Wer im Thalys-Schnellzug von Köln nach Brüssel sitzt, erlebt zwei Welten: keinerlei Kontrollen in Deutschland, schwer bewaffnete Polizisten in Belgien. Neun Länder ziehen aus dem vereitelten Anschlag nun unterschiedliche Konsequenzen.

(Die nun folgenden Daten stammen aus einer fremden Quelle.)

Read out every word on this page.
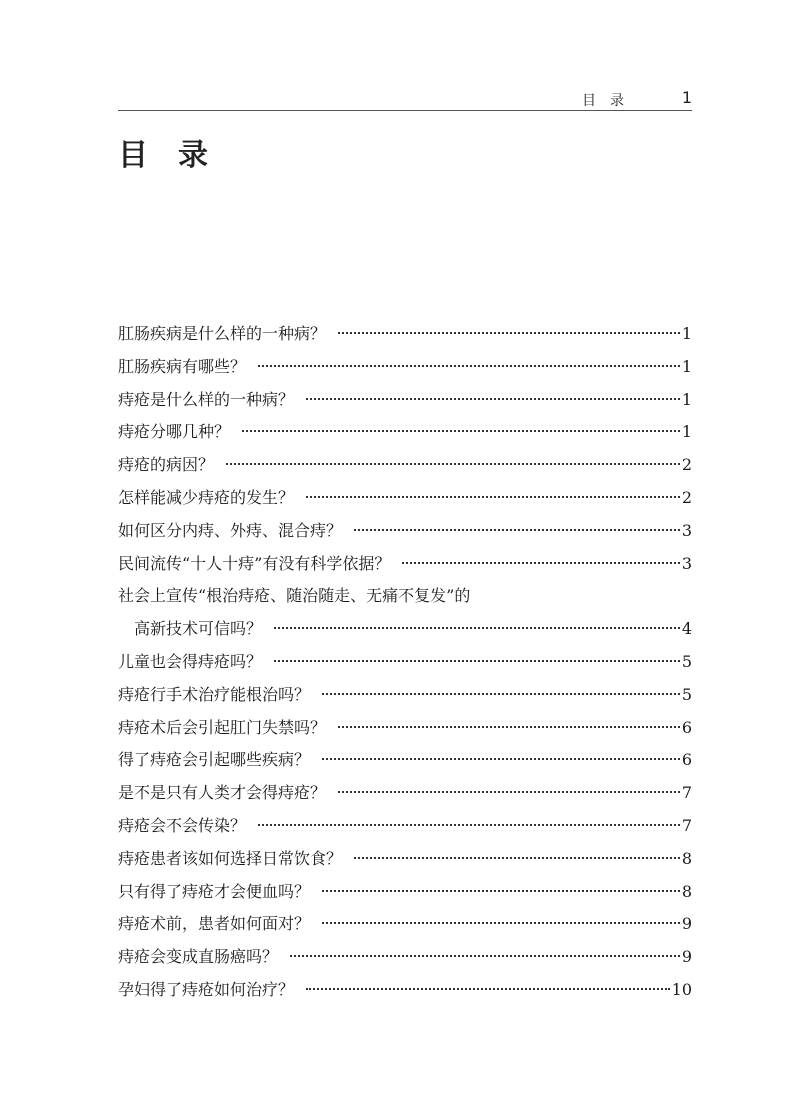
目录	1
目录
肛肠疾病是什么样的一种病？	1
肛肠疾病有哪些？	1
痔疮是什么样的一种病？	1
痔疮分哪几种？	1
痔疮的病因？	2
怎样能减少痔疮的发生？	2
如何区分内痔、外痔、混合痔？	3
民间流传“十人十痔”有没有科学依据？	3
社会上宣传“根治痔疮、随治随走、无痛不复发”的
高新技术可信吗？	4
儿童也会得痔疮吗？	5
痔疮行手术治疗能根治吗？	5
痔疮术后会引起肛门失禁吗？	6
得了痔疮会引起哪些疾病？	6
是不是只有人类才会得痔疮？	7
痔疮会不会传染？	7
痔疮患者该如何选择日常饮食？	8
只有得了痔疮才会便血吗？	8
痔疮术前，患者如何面对？	9
痔疮会变成直肠癌吗？	9
孕妇得了痔疮如何治疗？	10
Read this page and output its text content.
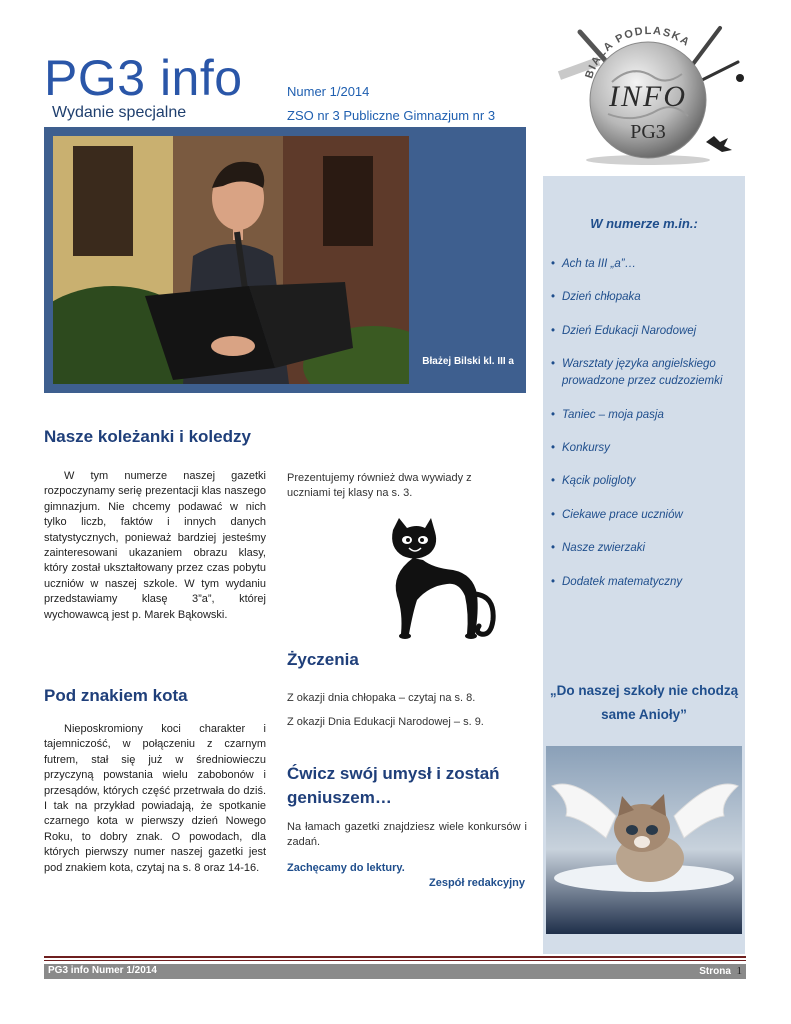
PG3 info
Wydanie specjalne
Numer 1/2014
ZSO nr 3 Publiczne Gimnazjum nr 3
BIAŁA PODLASKA
INFO
PG3
Błażej Bilski kl. III a
W numerze m.in.:
• Ach ta III „a”…
• Dzień chłopaka
• Dzień Edukacji Narodowej
• Warsztaty języka angielskiego prowadzone przez cudzoziemki
• Taniec – moja pasja
• Konkursy
• Kącik poligloty
• Ciekawe prace uczniów
• Nasze zwierzaki
• Dodatek matematyczny
„Do naszej szkoły nie chodzą same Anioły”
Nasze koleżanki i koledzy

W tym numerze naszej gazetki rozpoczynamy serię prezentacji klas naszego gimnazjum. Nie chcemy podawać w nich tylko liczb, faktów i innych danych statystycznych, ponieważ bardziej jesteśmy zainteresowani ukazaniem obrazu klasy, który został ukształtowany przez czas pobytu uczniów w naszej szkole. W tym wydaniu przedstawiamy klasę 3”a”, której wychowawcą jest p. Marek Bąkowski.

Prezentujemy również dwa wywiady z uczniami tej klasy na s. 3.

Pod znakiem kota

Nieposkromiony koci charakter i tajemniczość, w połączeniu z czarnym futrem, stał się już w średniowieczu przyczyną powstania wielu zabobonów i przesądów, których część przetrwała do dziś. I tak na przykład powiadają, że spotkanie czarnego kota w pierwszy dzień Nowego Roku, to dobry znak. O powodach, dla których pierwszy numer naszej gazetki jest pod znakiem kota, czytaj na s. 8 oraz 14-16.

Życzenia

Z okazji dnia chłopaka – czytaj na s. 8.

Z okazji Dnia Edukacji Narodowej – s. 9.

Ćwicz swój umysł i zostań geniuszem…

Na łamach gazetki znajdziesz wiele konkursów i zadań.

Zachęcamy do lektury.

Zespół redakcyjny

PG3 info Numer 1/2014	Strona 1
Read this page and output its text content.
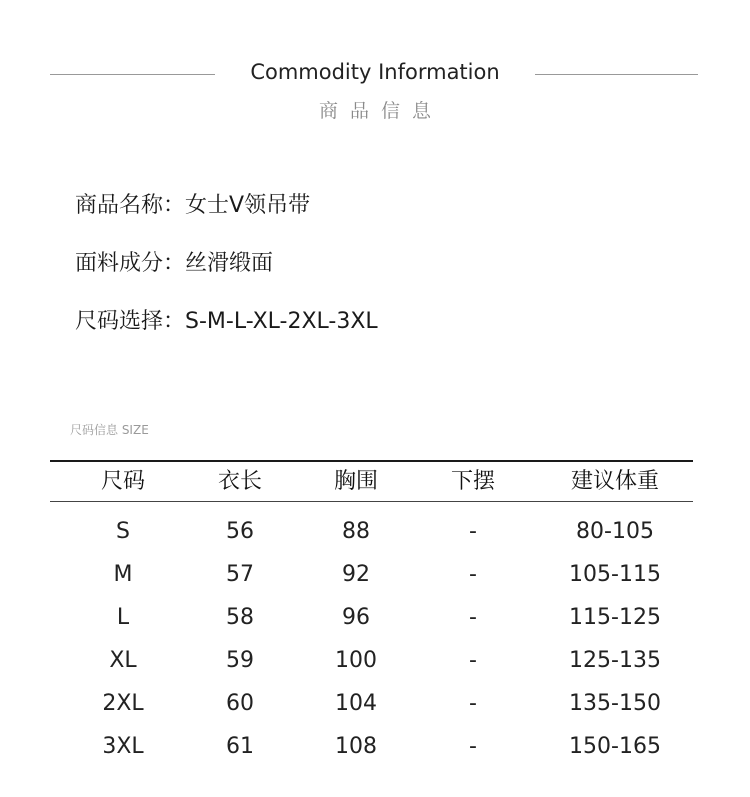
Commodity Information
商品信息
商品名称 ： 女士V领吊带
面料成分 ： 丝滑缎面
尺码选择 ： S-M-L-XL-2XL-3XL
尺码信息 SIZE
尺码	衣长	胸围	下摆	建议体重
S	56	88	-	80-105
M	57	92	-	105-115
L	58	96	-	115-125
XL	59	100	-	125-135
2XL	60	104	-	135-150
3XL	61	108	-	150-165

Brüssel - Wer am Wochenende im Thalys-Schnellzug von Köln nach Brüssel fuhr, erlebte zwei Welten: keinerlei Kontrollen in Deutschland, schwer bewaffnete Polizisten auf allen Bahnhöfen in Belgien. Die beiden EU-Nachbarländer hatten völlig unterschiedliche Konsequenzen aus der vereitelten Attacke eines schwer bewaffneten Islamisten im Thalys nach Paris vor einer Woche gezogen. Doch das soll sich bald ändern. Mehr gezielte Kontrollen und ein verbesserter Datenaustausch sollen die Sicherheit in europäischen Hochgeschwindigkeitszügen erhöhen. Dies kündigten Innen- und Verkehrsminister aus neun EU-Ländern nach einem Treffen am Samstag in Paris an.

 

Von gemeinsamen Standards im Bahnverkehr ist die EU jedoch auch nach diesem Krisentreffen noch meilenweit entfernt. Ausweis- oder Gepäckkontrollen solle es auch künftig nämlich nur da geben, „wo es notwendig ist“, sagte Frankreichs Innenminister Bernard Cazeneuve. Bereits jetzt in den Zügen patrouillierende länderübergreifende Polizeistreifen sollten weiterentwickelt und verstärkt werden. Zudem soll ein Gutachten den Nutzen genereller Namenstickets in Hochgeschwindigkeitszügen prüfen. Solche auf den Inhaber ausgestellte Fahrkarten gibt es bereits jetzt im Eurostar zwischen Belgien und Frankreich nach London sowie auf französischen TGV.

Deutschland und andere EU-Länder wollen sie hingegen nicht einführen – jedenfalls nicht sofort. Dies betonten Innenminister Thomas de Maizière und Verkehrsminister Alexander Dobrindt nach dem Treffen in Paris. „Die Bahn ist ein offenes und frei zugängliches System. Das ist seine Stärke“, sagte Dobrindt. Deshalb denke die Bundesregierung nicht daran, ähnlich strikte Kontrollen einzuführen, wie sie auf Flugreisen üblich sind. Allein in Deutschland stünden fast 6000 Bahnhöfe nur 22 Flughäfen gegenüber, dies seien „enorme Unterschiede“, so Dobrindt. Man dürfe die Reisefreiheit nicht einschränken, ergänzte de Maizière.

Keine systematischen Grenzkontrollen

Systematische Grenzkontrollen wird es daher ebenso wenig geben wie Metallscanner an Bahnhöfen. Dies hatte die EU-Kommission nach dem vereitelten Thalys-Attentat vorgeschlagen, das nur durch den beherzten Einsatz von zufällig mitreisenden US-Soldaten glimpflich ausgegangen war. Die EU-Behörde hatte auch eine Videoüberwachung ins Gespräch gebracht. Doch das wurde nicht einmal diskutiert. Stattdessen wollen die EU-Länder nun den Datenaustausch verstärken – zunächst für verdächtige Personen, in einem zweiten Schritt aber wohl für alle Passagiere. Als Basis soll das umstrittene Passagierdatenregister (PNR) dienen, das bisher aber noch auf Bedenken im Europaparlament stößt. Neben Flugreisen könnten künftig auch Bahnreisen und sogar Hotelübernachtungen registriert werden. Das ist jedoch Zukunftsmusik. Ein „Big Brother“ für die Bahn droht vorerst nicht: „Wir wollen keine vollständige, flächendeckende Kontrolle“, betonte de Maizière in Paris. Er widersprach damit Cazeneuve, dem es ein Dorn im Auge ist, dass der mutmaßliche Thalys-Attentäter ungehindert von Berlin in die Türkei fliegen konnte. Spätestens beim nächsten Attentat dürfte die Debatte daher wieder von vorn beginnen – mit neuen, weiter gehenden Forderungen.